On the 1st of March Bulgarian people celebrate a traditional holiday called Baba Marta (or Grandma Marta in English) and it is related to welcoming the approaching spring. People all over the world meet spring with joy and new hopes but in Bulgaria it is saved as an ancient tradition.
On that day, Bulgarians exchange, so called “Martenitsi” (“Martenitsa” – singular, “Martenitsi” – plural) and tell each other, “Chestita Baba Marta!” (Happy Grandma Marta!). This custom is essentially to wish great health, good luck, and happiness to family and friends. The name “Martenitsa” is taken from the Bulgarian word for March, or, as a legend tells, an angry old lady called Grandma Marta – Baba Marta in Bulgarian (“baba” means grandmother and Marta comes from word “mart”, which means March in Bulgarian).
In Bulgarian folklore Baba Marta is a grumpy old woman who changes her mood very rapidly and it reflects in the changeable March weather. When she is smiling the weather is sunny and warm, but if she gets angry the cold will stay for longer and it may even snow. By wearing the red and white colors of the Martenitsa our predecessors asked Baba Marta for mercy. They hoped that it will make winter pass faster and bring spring.
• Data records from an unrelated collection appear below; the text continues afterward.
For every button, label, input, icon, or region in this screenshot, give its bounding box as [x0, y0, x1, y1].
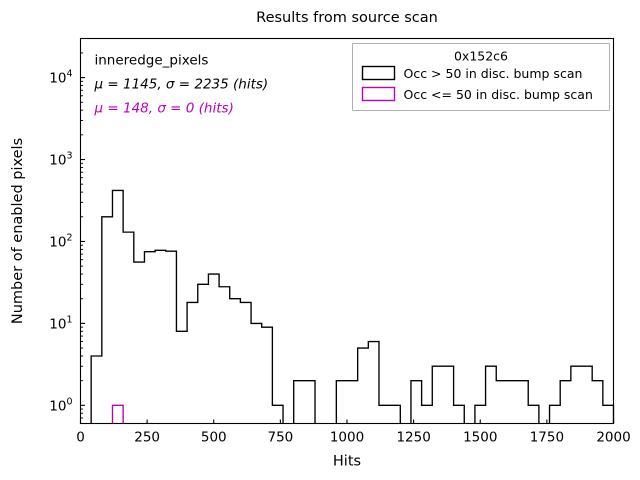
- y-tick-label: 102: [49, 232, 72, 250]
- x-tick-label: 500: [201, 430, 227, 446]
- x-tick-label: 0: [76, 430, 85, 446]
- legend-entry-label: Occ <= 50 in disc. bump scan: [404, 87, 593, 102]
- legend-entry-label: Occ > 50 in disc. bump scan: [404, 66, 583, 81]
- x-tick-label: 750: [267, 430, 293, 446]
- x-axis-label: Hits: [333, 454, 361, 470]
- y-axis-label: Number of enabled pixels: [10, 138, 26, 324]
- x-tick-label: 2000: [596, 430, 630, 446]
- plot-title: Results from source scan: [256, 10, 438, 26]
- y-tick-label: 103: [49, 151, 72, 169]
- x-tick-label: 1500: [463, 430, 497, 446]
- histogram-plot: Results from source scan0250500750100012…: [0, 0, 640, 480]
- y-tick-label: 100: [49, 396, 72, 414]
- histogram-series-0: [91, 190, 613, 423]
- annotation-stats-magenta: μ = 148, σ = 0 (hits): [94, 101, 234, 117]
- y-tick-label: 104: [49, 69, 72, 87]
- annotation-stats-black: μ = 1145, σ = 2235 (hits): [94, 77, 269, 93]
- legend-title: 0x152c6: [454, 49, 508, 64]
- histogram-series-1: [112, 405, 123, 423]
- x-tick-label: 1250: [396, 430, 430, 446]
- annotation-name: inneredge_pixels: [95, 53, 209, 69]
- y-tick-label: 101: [49, 314, 72, 332]
- x-tick-label: 1750: [530, 430, 564, 446]
- x-tick-label: 250: [134, 430, 160, 446]
- figure-canvas: Results from source scan0250500750100012…: [0, 0, 640, 480]
- x-tick-label: 1000: [330, 430, 364, 446]
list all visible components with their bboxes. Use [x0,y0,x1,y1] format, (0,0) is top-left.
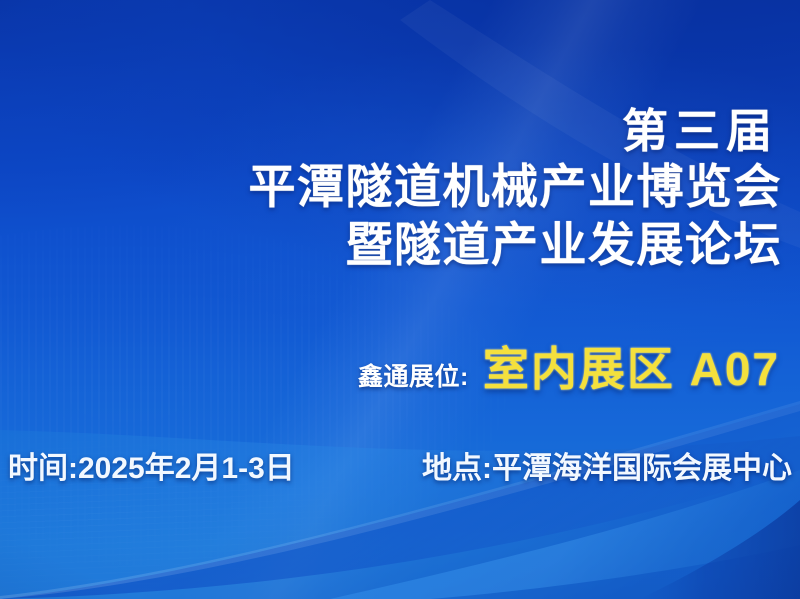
event-poster: 第三届 平潭隧道机械产业博览会 暨隧道产业发展论坛 鑫通展位: 室内展区 A07… [0,0,800,599]
headline-edition: 第三届 [0,104,782,158]
event-venue: 地点:平潭海洋国际会展中心 [422,443,792,487]
headline-main-title: 平潭隧道机械产业博览会 [0,158,782,216]
booth-info: 鑫通展位: 室内展区 A07 [0,343,780,395]
event-meta: 时间:2025年2月1-3日 地点:平潭海洋国际会展中心 [8,443,792,487]
event-headline: 第三届 平潭隧道机械产业博览会 暨隧道产业发展论坛 [0,104,782,274]
event-date: 时间:2025年2月1-3日 [8,443,295,487]
poster-content: 第三届 平潭隧道机械产业博览会 暨隧道产业发展论坛 鑫通展位: 室内展区 A07… [0,0,800,599]
booth-label: 鑫通展位: [358,357,469,393]
headline-subtitle: 暨隧道产业发展论坛 [0,216,782,274]
booth-number: 室内展区 A07 [483,343,780,395]
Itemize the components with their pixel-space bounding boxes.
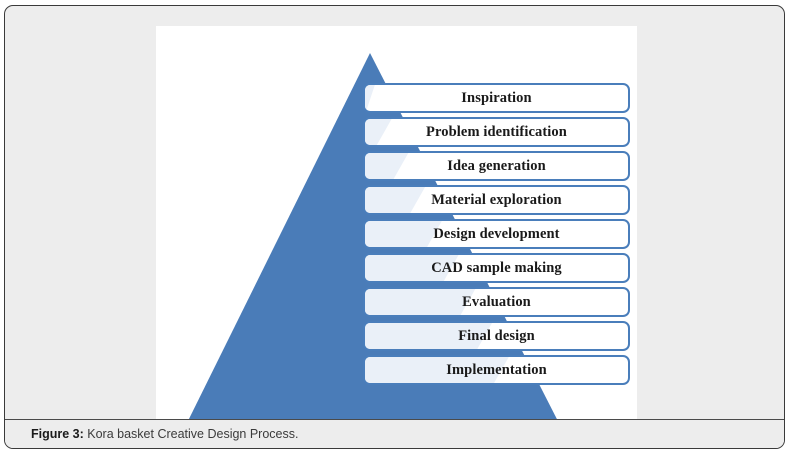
figure-frame: Inspiration Problem identification Idea … [4,5,785,449]
process-stage-list: Inspiration Problem identification Idea … [363,83,630,396]
figure-caption-label: Figure 3: [31,427,84,441]
stage-label: Inspiration [461,90,531,107]
stage-label: Design development [433,226,559,243]
stage-box-4[interactable]: Material exploration [363,185,630,215]
stage-box-1[interactable]: Inspiration [363,83,630,113]
stage-label: Final design [458,328,535,345]
stage-label: Implementation [446,362,546,379]
stage-box-7[interactable]: Evaluation [363,287,630,317]
stage-label: CAD sample making [431,260,562,277]
stage-label: Evaluation [462,294,531,311]
stage-box-9[interactable]: Implementation [363,355,630,385]
stage-label: Idea generation [447,158,546,175]
figure-caption-bar: Figure 3: Kora basket Creative Design Pr… [5,419,784,448]
stage-box-5[interactable]: Design development [363,219,630,249]
stage-box-3[interactable]: Idea generation [363,151,630,181]
stage-box-8[interactable]: Final design [363,321,630,351]
diagram-canvas: Inspiration Problem identification Idea … [156,26,637,426]
stage-label: Material exploration [431,192,561,209]
figure-caption: Figure 3: Kora basket Creative Design Pr… [5,427,298,441]
figure-caption-body: Kora basket Creative Design Process. [84,427,299,441]
stage-label: Problem identification [426,124,567,141]
stage-box-6[interactable]: CAD sample making [363,253,630,283]
stage-box-2[interactable]: Problem identification [363,117,630,147]
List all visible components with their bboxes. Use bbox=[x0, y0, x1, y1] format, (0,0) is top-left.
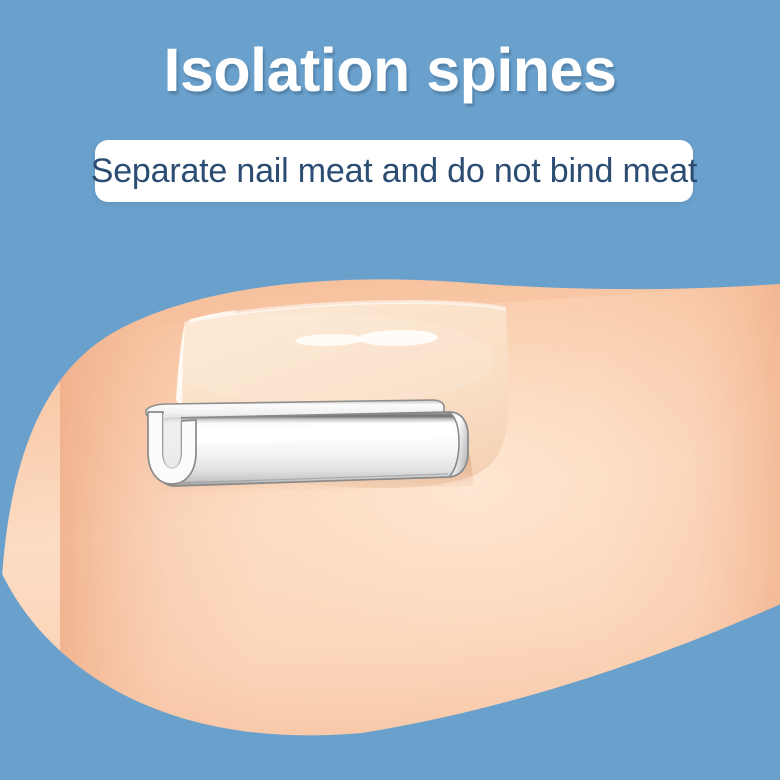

The Martenitsa is made of twined red and white threads – woollen, silk, or cotton. The white is a symbol of strength, purity and happiness. The red is associated with health, blood, conception, and fertility.
The most typical Martenitsa represents two small wool dolls – Pizho and Penda. Pizho is the male doll, usually dominating in white color. Penda is the female doll, usually dominating in red color and distinguished by her skirt. There are many other variations and forms. Out of twined red and white threads are also made bracelets, necklaces, tassels, pompons, balls, squares, human or animal figures. Over the past several decades the tradition has been innovated by attaching all kinds of representations and symbols made of wood, leather, ceramics, metal foil to the thread-made martenitsas.
When someone gives you a Martenitsa you should wear it either pinned on your clothes, on the hand tied around the wrist, or around your neck until you see a stork, or a fruit tree in blossom for the first time in the season. After that you can tie it on a blossoming tree for fertility. It is believed that the Martenitsa bring health, happiness and longevity. Like kind of amulet, Martenitsa was attributed a magic power believed to protect folks from “ill fortune”, diseases and an evil eye.
The custom of wearing Martenitsa is probably one of the most interesting Bulgarian tradition and it is considered to be unique to Bulgaria. According to one of the many legends, this tradition is also related to the founding of the Bulgarian state in 681 AD.
The tradition comes from the following legend:
Khan Asparuh, the first Bulgarian king, had a sister called Huba. She was held captive in another kingdom. Asparuh sent a message to his sister that he had found a land where they could settle down south of the Danube River, a place that nowadays is Bulgaria.
When Huba got the good news from her brother, she managed to escape from captivity and run away. She rode on horseback without stopping until she reached the Danube River. She looked for some way to cross the mighty river but couldn’t find a ford to pass across. So then she tied a thread of white yarn to one of the legs of a falcon sent by her brother and let him fly up into the air, holding the other end of the thin thread in her hands.
The falcon flew away to find a ford for passage across the river and just then, when he found a place, an arrow shot by an enemy pierced the falcon, and he fell to the ground dead. The yarn became red from his blood. Huba followed the thread she was holding and so she found the way to cross the great river and reach the country where her brother Asparuh had made his new home. Then they lived free and happy in the new land they called Bulgaria.